Ricky Wong, chairman and cofounder of City Telecom, which runs HKBN and its IPTV business, bbTV, told delegates at the IPTV World Forum Asia in Singapore Thursday that he was "forced to do IPTV because I needed a sexy story to tell my investors."

But Wong says he has never been really convinced about the prospects of IPTV as a revenue generator in Hong Kong, refusing even to take the reported success of rival operator PCCW's NOW Broadband TV as a sign of encouragement.

"I don't like the NOW business model. Everyone at these shows likes to point to them as the model to follow. I say to them, if you want a share price like PCCW's, do IPTV," he quipped.

PCCW's share price on the Hang Seng Index rose HK$0.02 Thursday to HK$4.66 (60 US cents).

Wong was also critical of PCCW's HK$1.5 billion deal last year to secure exclusive rights to English Premier League games for three seasons - over twice what Wharf-owned i-Cable paid for the same rights in 2004.

"When that contract is up, the next bidding war will drive up the cost more, so really the only person who wins is the content provider, not the telco," Wong said. "For that kind of money, they could have just made Wharf an offer and bought i-Cable."

Wong also warned that pay-TV in Hong Kong was going to take a greater competitive hit when digital terrestrial TV is launched at the end of this month.

Right now 90% of the TV audience only watches one channel - TVB Jade. With digital TV, we will have eight terrestrial TV channels, and TVB will own four of them. People won't have time to watch cable TV," he says.

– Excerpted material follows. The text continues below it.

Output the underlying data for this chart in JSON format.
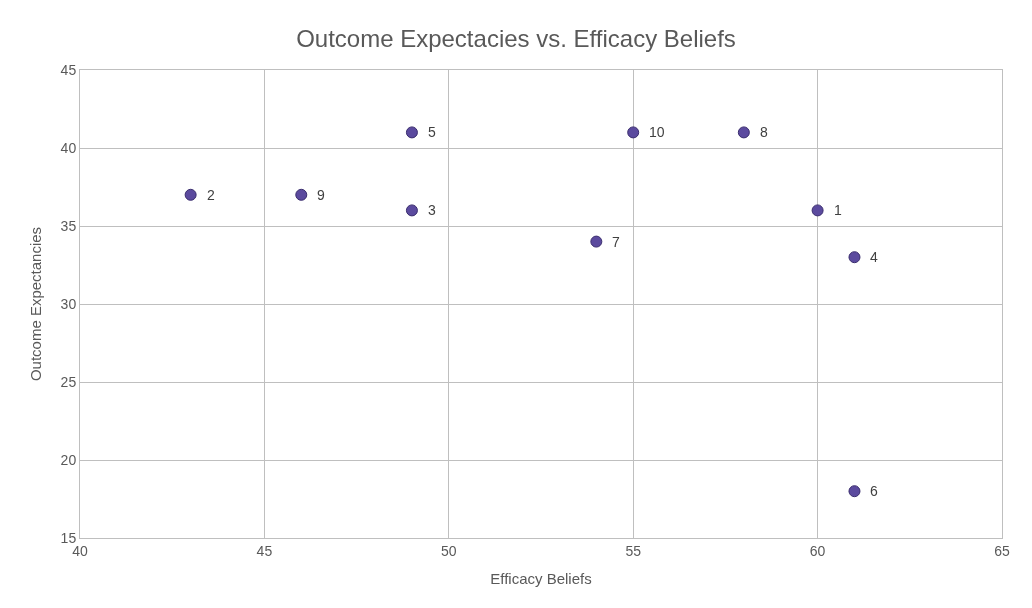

Paul Berriman, CTO of PCCW, couldn't be reached at press time to respond directly to Wong's comments, but told telecomasia.net earlier in the conference that NOW Broadband TV had been very successful at halting the net churn from its fixed-line services and generating new revenue streams, to include commission fees from online sales generated from selling everything from movie tickets and DVDs to takeout food and real-time stock quotes.

Wong didn't give details on how HKBN's IPTV service is faring, except to say that while ARPU for the broadband service rose 70% in the last 12 months, the bbTV service is operating at a loss.

This isn't the first time Wong has rubbished IPTV in public - he made similar comments at the same event last year in Shanghai. Wong told telecomasia.net that he's not anti-IPTV if it offers a truly original service - such as HKBN's bbBox, which allows users to access other PCs via the set-top box to share content.

"I just want to shake some heads and get people to look at IPTV from a different point of view," he says.

But it's a view that others may be starting to share.